Family Court merger opposed by 155 stakeholders, including 13 retired judges
` We believe an increase in specialisation in family law and family violence will increase the safety of children and adult victims-survivors of family violence...
More than 155 stakeholders in Australia’s family law system have now signed an Open Letter to the Attorney-general opposing the Government’s “flawed bill” to abolish the specialist, stand-alone Family Court. These signatories represent a range of professions and community organisations who work with Australian families and include 13 retired Family Court and Federal Circuit Court judges, in addition to former Chief Justices the Hon Elizabeth Evatt AC and the Hon Alastair Nicholson AO RFD QC. This Open Letter was originally issued in November 2019 and was updated this month.
Dear Attorney-general,
We, the undersigned, are writing to you about the Government’s proposal to merge the Family Court of Australia and the Federal Circuit Court of Australia into a single generalised court: the Federal Circuit and Family Court of Australia.
Any reform should strengthen a system, not lead to the diminution of specialisation. If the Government’s proposed reforms proceed, we will lose a stand-alone specialist superior family court.
In acknowledging the need to prioritise the safety of children and adult victims-survivors of family violence in the family law system, government commissioned inquiry after inquiry has recommended increasing specialisation in both family law and family violence, including the recent Australian Law Reform Commission inquiry into the family law system. We believe this should be a Government priority.
We understand and support having a single entry point to the family courts and common rules so the family law system is easier for families to navigate. We understand this is a key reason why the Government is seeking to reform the family courts.
However, there are different ways this can be achieved. And this can be done without abandoning the benefits otherwise available to children and families from a properly resourced and specialised court system.
The Family Court of Australia has said “common rules, forms and complementary case management systems... can be achieved without legislative amendment”.
The Federal Circuit Court of Australia has acknowledged the importance of a single point of entry and common case management system “whether or not the enabling legislative framework is in place”.
Similarly, there are different models for reforming the family courts other than the model proposed by the Government.

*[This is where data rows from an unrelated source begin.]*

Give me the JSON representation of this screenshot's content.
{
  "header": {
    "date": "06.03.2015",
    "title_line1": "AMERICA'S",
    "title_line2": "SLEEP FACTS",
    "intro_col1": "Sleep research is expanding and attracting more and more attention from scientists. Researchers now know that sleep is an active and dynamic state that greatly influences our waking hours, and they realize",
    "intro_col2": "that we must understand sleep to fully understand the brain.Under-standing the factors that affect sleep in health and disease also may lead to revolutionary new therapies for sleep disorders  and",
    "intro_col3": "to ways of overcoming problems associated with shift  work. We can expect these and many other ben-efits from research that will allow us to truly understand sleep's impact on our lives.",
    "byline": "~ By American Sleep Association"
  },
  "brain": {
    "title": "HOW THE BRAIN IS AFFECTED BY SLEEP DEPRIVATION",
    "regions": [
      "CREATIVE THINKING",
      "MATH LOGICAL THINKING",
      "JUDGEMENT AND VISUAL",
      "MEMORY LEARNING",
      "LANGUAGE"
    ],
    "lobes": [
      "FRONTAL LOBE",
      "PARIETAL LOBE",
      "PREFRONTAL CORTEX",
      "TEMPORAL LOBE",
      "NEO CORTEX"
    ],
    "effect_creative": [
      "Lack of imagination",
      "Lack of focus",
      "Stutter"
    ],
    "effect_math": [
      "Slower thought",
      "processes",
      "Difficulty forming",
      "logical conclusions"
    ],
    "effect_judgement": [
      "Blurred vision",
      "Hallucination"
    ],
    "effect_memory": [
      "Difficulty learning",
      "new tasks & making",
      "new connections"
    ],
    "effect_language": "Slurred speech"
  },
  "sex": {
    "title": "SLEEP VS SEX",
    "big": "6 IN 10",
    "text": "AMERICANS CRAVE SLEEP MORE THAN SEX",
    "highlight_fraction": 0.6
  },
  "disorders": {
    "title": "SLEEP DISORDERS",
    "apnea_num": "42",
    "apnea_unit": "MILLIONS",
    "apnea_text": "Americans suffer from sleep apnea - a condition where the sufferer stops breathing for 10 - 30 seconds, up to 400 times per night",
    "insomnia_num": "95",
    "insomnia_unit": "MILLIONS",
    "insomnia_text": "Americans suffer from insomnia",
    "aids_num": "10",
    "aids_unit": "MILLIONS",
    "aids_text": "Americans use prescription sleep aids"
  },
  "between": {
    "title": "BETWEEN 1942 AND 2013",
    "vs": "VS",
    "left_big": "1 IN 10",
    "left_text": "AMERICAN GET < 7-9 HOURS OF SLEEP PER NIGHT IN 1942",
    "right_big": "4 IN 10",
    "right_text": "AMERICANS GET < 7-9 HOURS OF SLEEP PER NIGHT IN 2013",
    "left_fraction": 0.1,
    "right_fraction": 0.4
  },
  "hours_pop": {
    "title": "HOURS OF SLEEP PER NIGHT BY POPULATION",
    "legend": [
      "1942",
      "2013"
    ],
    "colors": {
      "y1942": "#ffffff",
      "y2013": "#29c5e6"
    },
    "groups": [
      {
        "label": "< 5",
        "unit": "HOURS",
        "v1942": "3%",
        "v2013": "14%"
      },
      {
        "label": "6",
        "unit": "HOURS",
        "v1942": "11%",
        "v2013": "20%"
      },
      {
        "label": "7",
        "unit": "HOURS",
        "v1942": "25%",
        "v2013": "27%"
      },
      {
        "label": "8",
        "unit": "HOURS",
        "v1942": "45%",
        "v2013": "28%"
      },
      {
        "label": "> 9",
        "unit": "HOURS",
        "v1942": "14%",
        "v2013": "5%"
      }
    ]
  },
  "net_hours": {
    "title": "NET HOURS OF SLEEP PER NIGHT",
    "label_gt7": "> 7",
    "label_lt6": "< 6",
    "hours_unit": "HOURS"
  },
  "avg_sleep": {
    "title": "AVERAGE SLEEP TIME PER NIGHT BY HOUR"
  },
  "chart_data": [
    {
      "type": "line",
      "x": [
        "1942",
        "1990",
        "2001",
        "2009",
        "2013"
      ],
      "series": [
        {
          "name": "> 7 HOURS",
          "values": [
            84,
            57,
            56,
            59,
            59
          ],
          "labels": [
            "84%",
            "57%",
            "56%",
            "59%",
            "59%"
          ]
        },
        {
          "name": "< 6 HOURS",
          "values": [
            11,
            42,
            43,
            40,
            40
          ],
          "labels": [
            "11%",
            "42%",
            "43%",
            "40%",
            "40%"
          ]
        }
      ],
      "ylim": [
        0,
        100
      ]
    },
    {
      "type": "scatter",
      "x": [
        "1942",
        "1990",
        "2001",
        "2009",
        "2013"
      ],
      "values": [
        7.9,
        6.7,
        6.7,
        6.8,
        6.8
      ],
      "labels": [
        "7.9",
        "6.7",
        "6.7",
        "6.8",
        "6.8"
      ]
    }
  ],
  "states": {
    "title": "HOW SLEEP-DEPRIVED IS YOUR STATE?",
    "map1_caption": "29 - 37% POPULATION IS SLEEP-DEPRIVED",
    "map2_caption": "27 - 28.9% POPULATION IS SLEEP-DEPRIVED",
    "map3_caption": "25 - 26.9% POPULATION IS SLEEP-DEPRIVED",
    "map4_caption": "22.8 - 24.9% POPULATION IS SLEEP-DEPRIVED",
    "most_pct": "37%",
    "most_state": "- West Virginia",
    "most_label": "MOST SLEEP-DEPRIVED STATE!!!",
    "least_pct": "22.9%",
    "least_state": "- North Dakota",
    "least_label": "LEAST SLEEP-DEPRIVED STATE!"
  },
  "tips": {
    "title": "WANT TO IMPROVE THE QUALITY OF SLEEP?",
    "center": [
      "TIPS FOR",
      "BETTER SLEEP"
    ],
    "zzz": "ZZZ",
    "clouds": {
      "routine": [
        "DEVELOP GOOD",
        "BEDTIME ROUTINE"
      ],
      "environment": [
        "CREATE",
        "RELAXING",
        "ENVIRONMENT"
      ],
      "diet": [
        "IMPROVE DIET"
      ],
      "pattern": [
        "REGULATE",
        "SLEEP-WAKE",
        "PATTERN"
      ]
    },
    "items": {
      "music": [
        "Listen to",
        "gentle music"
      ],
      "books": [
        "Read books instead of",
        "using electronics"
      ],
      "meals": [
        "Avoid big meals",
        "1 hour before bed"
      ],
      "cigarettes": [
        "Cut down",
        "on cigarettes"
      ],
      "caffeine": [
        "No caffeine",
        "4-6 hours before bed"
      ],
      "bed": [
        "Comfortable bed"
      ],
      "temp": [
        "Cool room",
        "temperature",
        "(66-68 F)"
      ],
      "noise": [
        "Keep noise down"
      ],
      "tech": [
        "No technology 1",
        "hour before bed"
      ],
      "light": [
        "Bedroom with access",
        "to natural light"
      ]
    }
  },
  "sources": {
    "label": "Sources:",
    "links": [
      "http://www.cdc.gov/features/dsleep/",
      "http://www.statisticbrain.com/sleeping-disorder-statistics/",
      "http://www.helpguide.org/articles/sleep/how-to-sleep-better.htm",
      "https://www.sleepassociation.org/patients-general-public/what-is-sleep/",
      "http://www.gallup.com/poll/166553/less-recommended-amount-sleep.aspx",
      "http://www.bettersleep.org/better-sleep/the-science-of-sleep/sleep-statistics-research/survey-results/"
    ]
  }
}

The NSW Bar Association has proposed keeping the stand-alone specialist superior family
court. Family Court Judges would be in Division 1 of the Family Court of Australia. Federal Circuit Court judges who are hearing family law matters would move across to Division 2 of the Family Court of Australia.
In this way, federal judges hearing only family law matters would be in a single specialist family court offering judicial, social science and other services.
We believe an increase in specialisation in family law and family violence will increase the safety of children and adult victims-survivors of family violence. This is particularly the case for groups that are disproportionately impacted in the family law and family violence systems, including Aboriginal and Torres Strait Islander people. The need for increased specialisation of courts to improve decisions and outcomes for families is supported by the evidence of many inquiries.
We advocate for further discussion of the different options.
We prefer a model that retains a stand-alone specialist superior family court and increases family law and family violence specialisation, such as the proposal by the NSW Bar Association. The safety of children and adult victims-survivors of family violence requires increased specialisation. The proposed merger serves only to undermine that important need.
While we support just, quick and cheap access to justice and there is a role for increasing efficiencies within our court systems, this must not come at the cost of the safety of children and adult victims-survivors of family violence. These two important imperatives are not mutually exclusive, and one ought not be abandoned at the expense of the other.
Safety must come first in family law.
We would welcome further consultations on alternative models of structural, holistic reform to benefit children, families and victims-survivors of family violence.
Action can also be taken now to further increase family violence specialisation in the family law system through:
• Introducing effective ongoing court-based family violence risk assessment practices
• Early determination of family violence, and
• Increasing family violence competency of all professionals in the family law system.